For most of its 125 years, Narberth was known as “the armpit of the Main Line” for being a working class town surrounded by Lower Merion Township (aka “The Main Line”), one of the wealthiest communities in the country. Changes began when families were leaving Philadelphia in the late 1980s in search of good schools and affordable housing. Today it has a regional reputation as idyllic for families of all stripes - even though it remains overwhelmingly White - with an enduringly provincial lifestyle. The changes are more about economics, class and politics than ethnicity or race. Many long-time residents speak with woeful nostalgia about the changes to the charm and lifestyle of “their Narberth” while newer residents speak with a reverence for this same rare charm in an urban setting. While they come at it from different points of view, both constituencies are fierce in their devotion to preserving the lifestyle of their community.

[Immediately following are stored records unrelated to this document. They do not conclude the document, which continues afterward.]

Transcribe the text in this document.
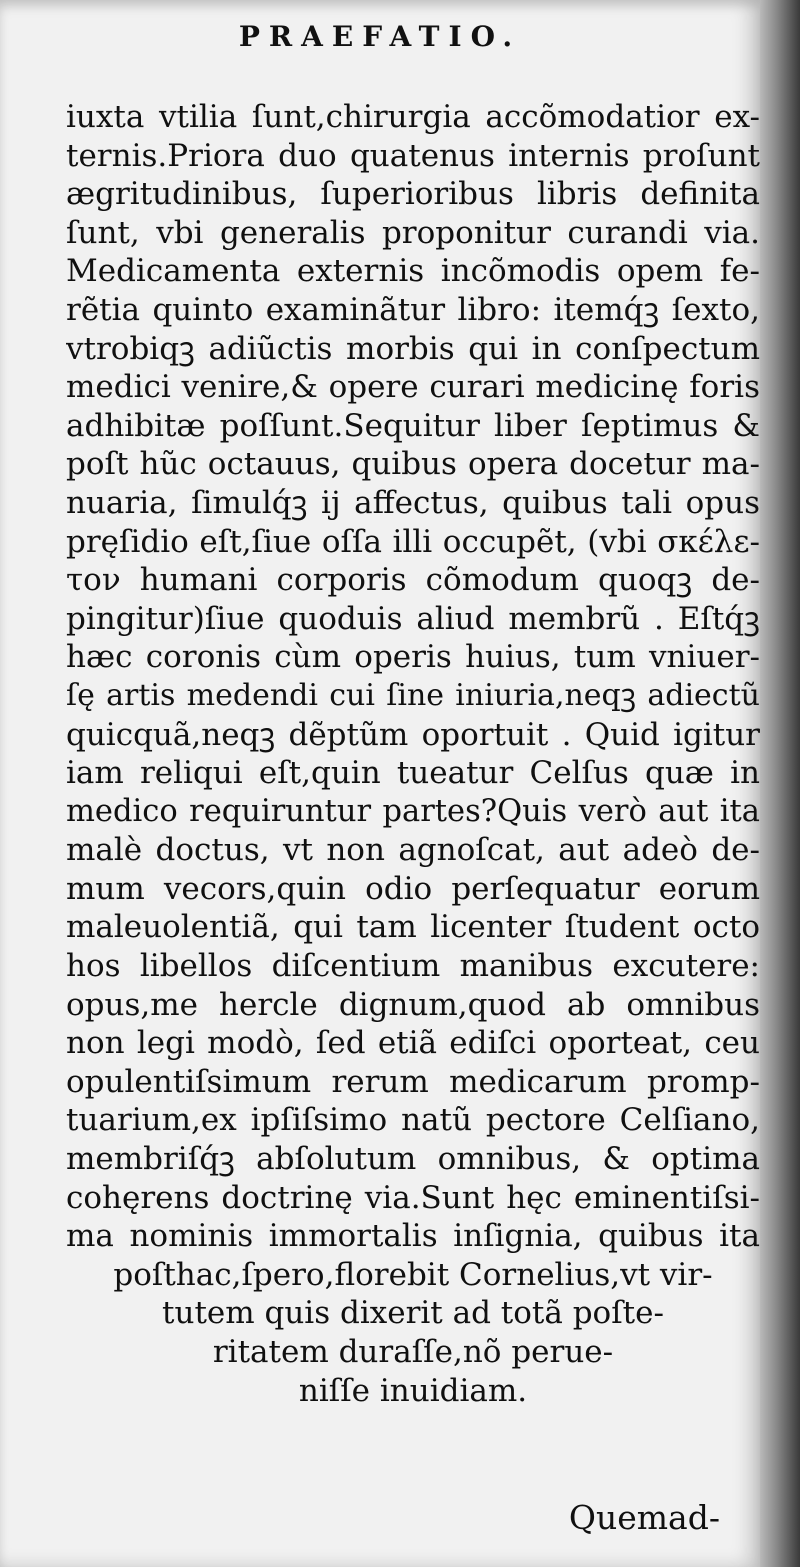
PRAEFATIO.
iuxta vtilia ſunt,chirurgia accõmodatior ex-
ternis.Priora duo quatenus internis proſunt
ægritudinibus, ſuperioribus libris definita
ſunt, vbi generalis proponitur curandi via.
Medicamenta externis incõmodis opem fe-
rẽtia quinto examinãtur libro: itemq́ꝫ ſexto,
vtrobiqꝫ adiũctis morbis qui in conſpectum
medici venire,& opere curari medicinę foris
adhibitæ poſſunt.Sequitur liber ſeptimus &
poſt hũc octauus, quibus opera docetur ma-
nuaria, ſimulq́ꝫ ij affectus, quibus tali opus
pręſidio eſt,ſiue oſſa illi occupẽt, (vbi σκέλε-
τον humani corporis cõmodum quoqꝫ de-
pingitur)ſiue quoduis aliud membrũ . Eſtq́ꝫ
hæc coronis cùm operis huius, tum vniuer-
ſę artis medendi cui ſine iniuria,neqꝫ adiectũ
quicquã,neqꝫ dẽptũm oportuit . Quid igitur
iam reliqui eſt,quin tueatur Celſus quæ in
medico requiruntur partes?Quis verò aut ita
malè doctus, vt non agnoſcat, aut adeò de-
mum vecors,quin odio perſequatur eorum
maleuolentiã, qui tam licenter ſtudent octo
hos libellos diſcentium manibus excutere:
opus,me hercle dignum,quod ab omnibus
non legi modò, ſed etiã ediſci oporteat, ceu
opulentiſsimum rerum medicarum promp-
tuarium,ex ipſiſsimo natũ pectore Celſiano,
membriſq́ꝫ abſolutum omnibus, & optima
cohęrens doctrinę via.Sunt hęc eminentiſsi-
ma nominis immortalis inſignia, quibus ita
poſthac,ſpero,florebit Cornelius,vt vir-
tutem quis dixerit ad totã poſte-
ritatem duraſſe,nõ perue-
niſſe inuidiam.
Quemad-
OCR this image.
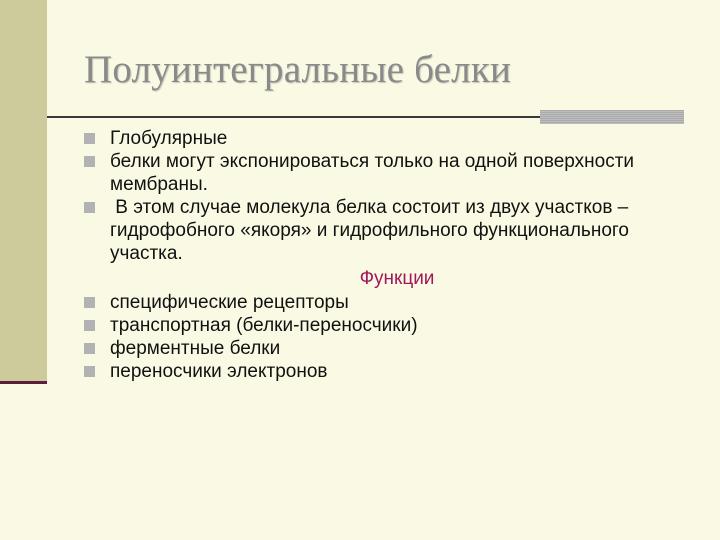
Полуинтегральные белки
Глобулярные
белки могут экспонироваться только на одной поверхности мембраны.
В этом случае молекула белка состоит из двух участков – гидрофобного «якоря» и гидрофильного функционального участка.
Функции
специфические рецепторы
транспортная (белки-переносчики)
ферментные белки
переносчики электронов
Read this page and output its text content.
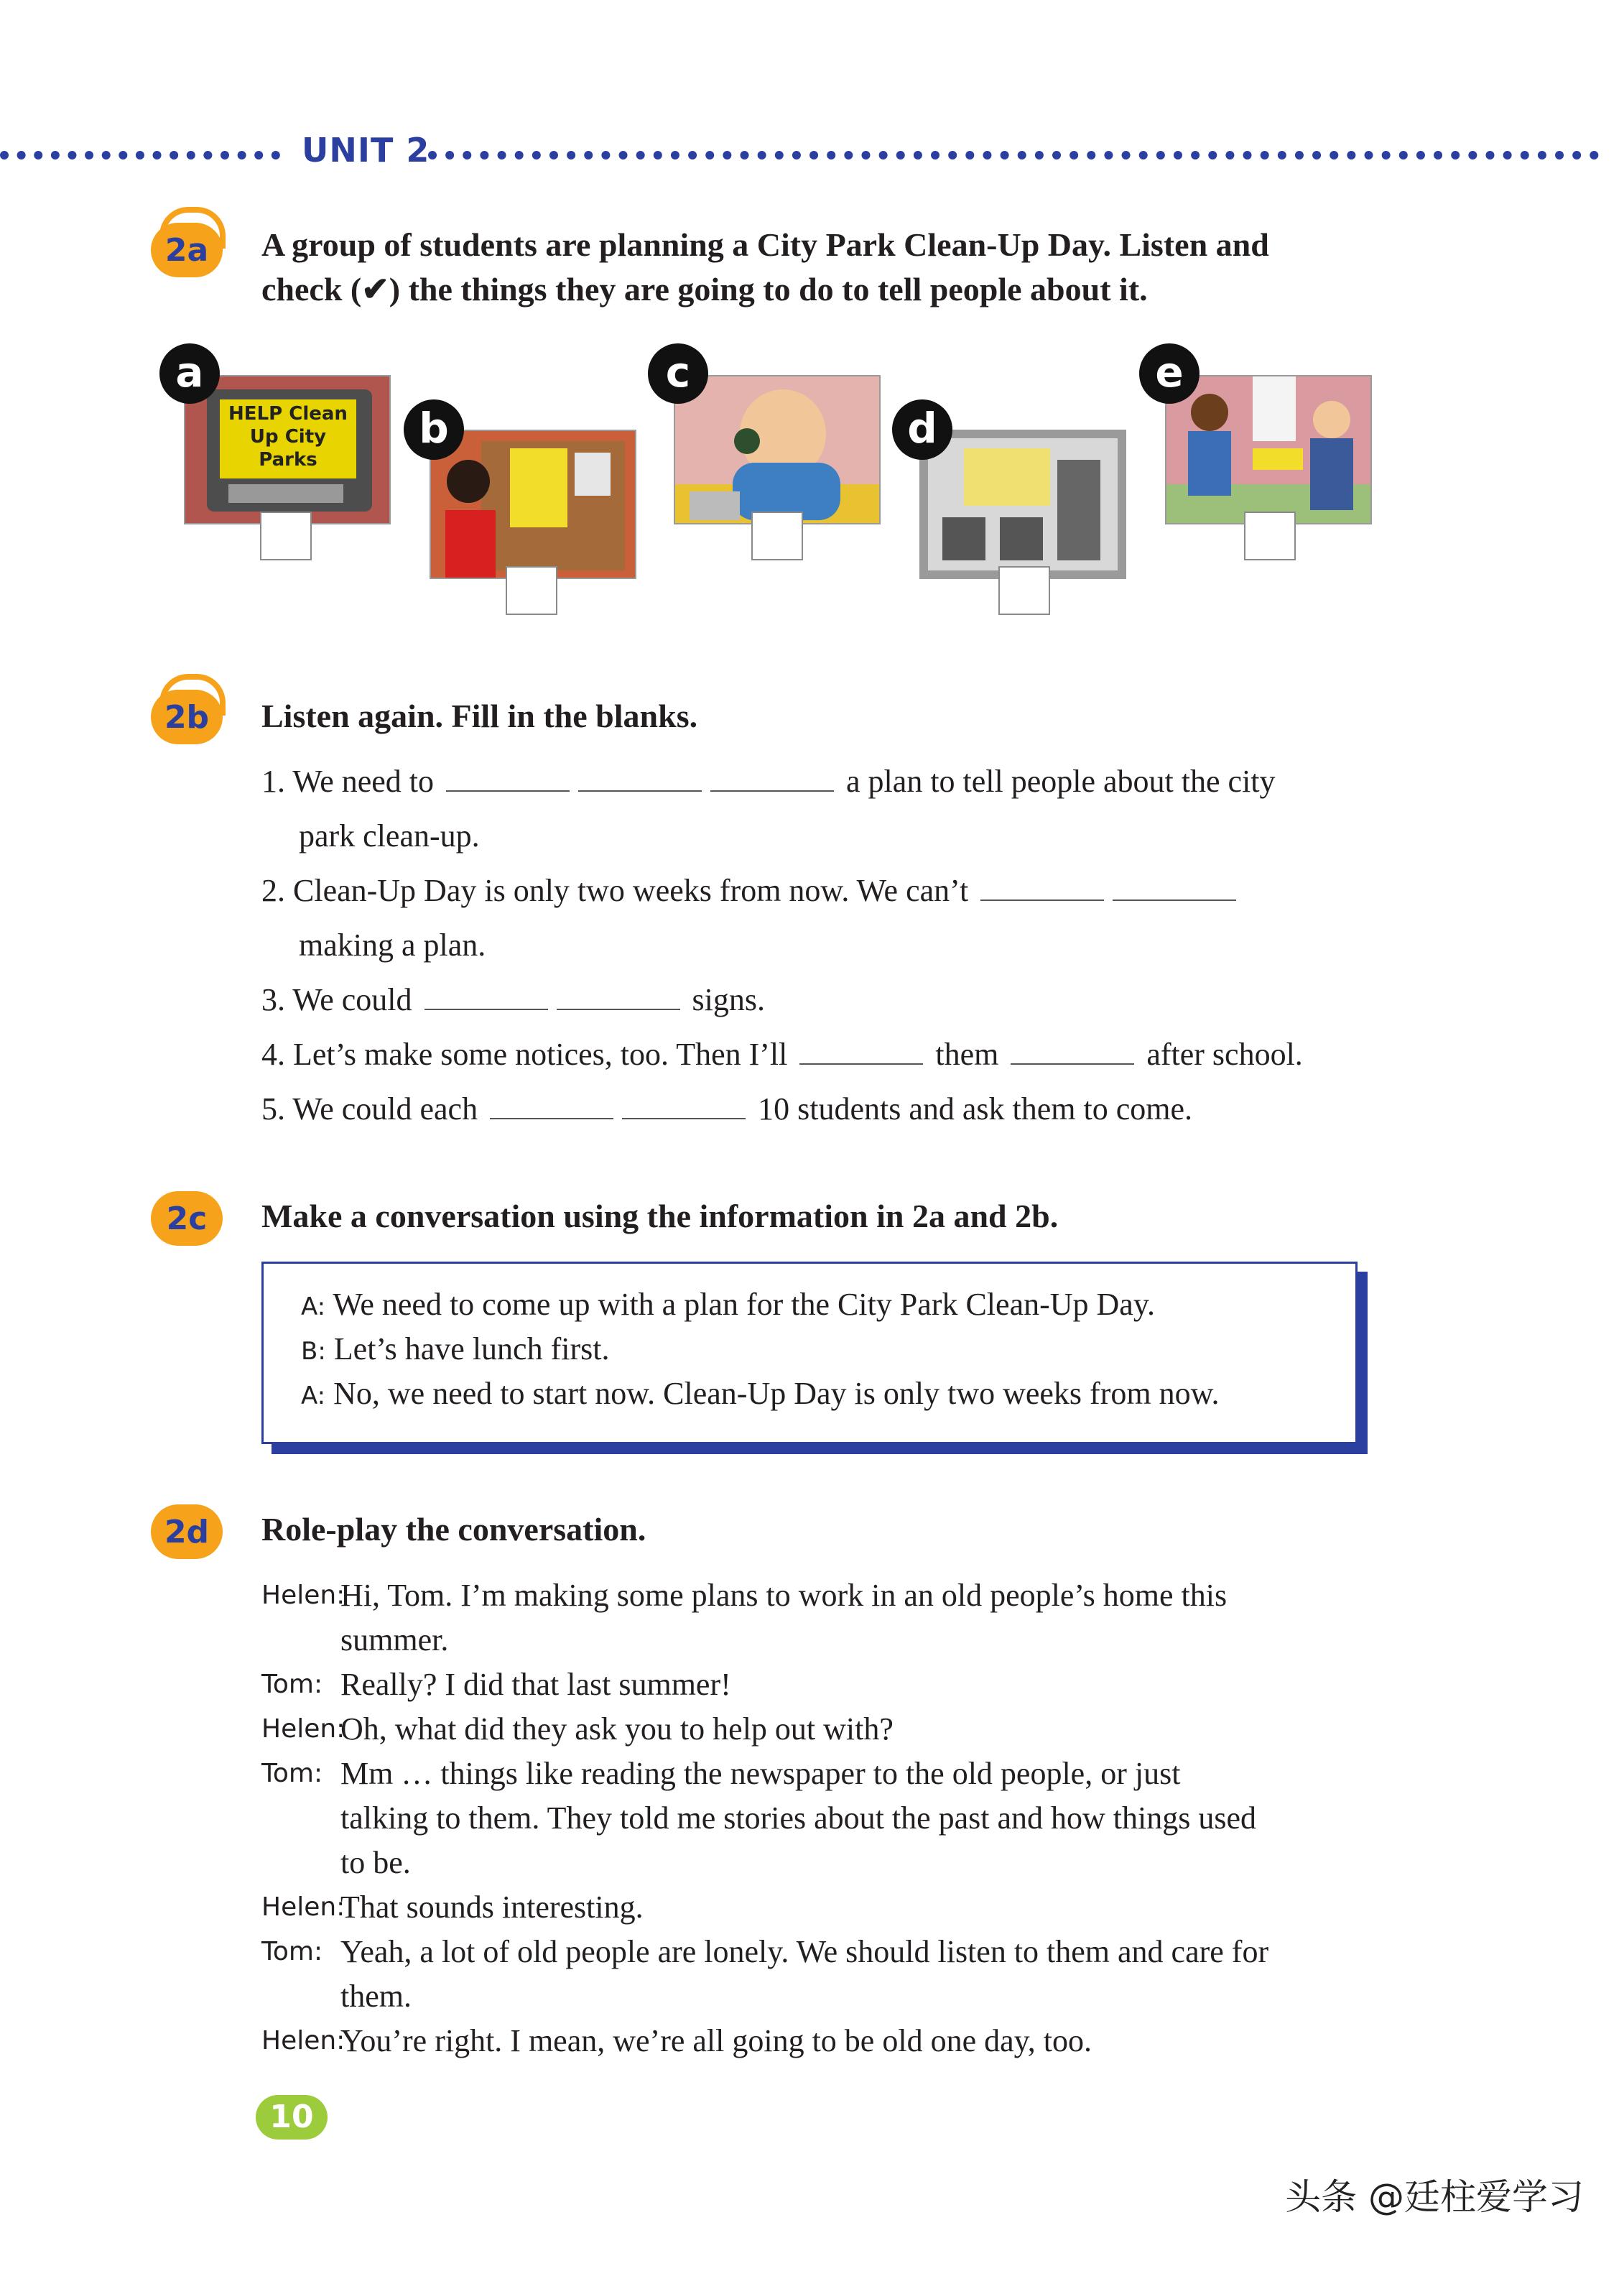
UNIT 2
2a	A group of students are planning a City Park Clean-Up Day. Listen and
check (✔) the things they are going to do to tell people about it.
HELP Clean Up City Parks
a
b
c
d
e
2b	Listen again. Fill in the blanks.
1. We need to	a plan to tell people about the city
park clean-up.
2. Clean-Up Day is only two weeks from now. We can’t
making a plan.
3. We could	signs.
4. Let’s make some notices, too. Then I’ll	them	after school.
5. We could each	10 students and ask them to come.
2c	Make a conversation using the information in 2a and 2b.
A: We need to come up with a plan for the City Park Clean-Up Day.
B: Let’s have lunch first.
A: No, we need to start now. Clean-Up Day is only two weeks from now.
2d	Role-play the conversation.
Helen:
Hi, Tom. I’m making some plans to work in an old people’s home this
summer.
Tom: Really? I did that last summer!
Helen:
Oh, what did they ask you to help out with?
Tom: Mm … things like reading the newspaper to the old people, or just
talking to them. They told me stories about the past and how things used
to be.
Helen:
That sounds interesting.
Tom: Yeah, a lot of old people are lonely. We should listen to them and care for
them.
Helen:
You’re right. I mean, we’re all going to be old one day, too.
10
头条 @廷柱爱学习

I wanted to use the dynamic of a beloved place experiencing change as the vehicle for my creative and narrative challenge. The pictures are intended to be presented with the words of the subjects to give context for the narrative the images give expression to. The goal is to give voice to the diverse points of view and to be a vehicle for engaging the community over common values if dissimilar dispositions. The ethereal quality of the lenses - which were made at about the same time the borough was founded - gives a distinct aesthetic that binds the portraits of the community together, despite varying points of view. The essence revealed in the images and words make clear that as much as this place is small and beloved, there are a range of lived realities that are equally true and understanding those differences comes from giving them all an equal hearing and due respect.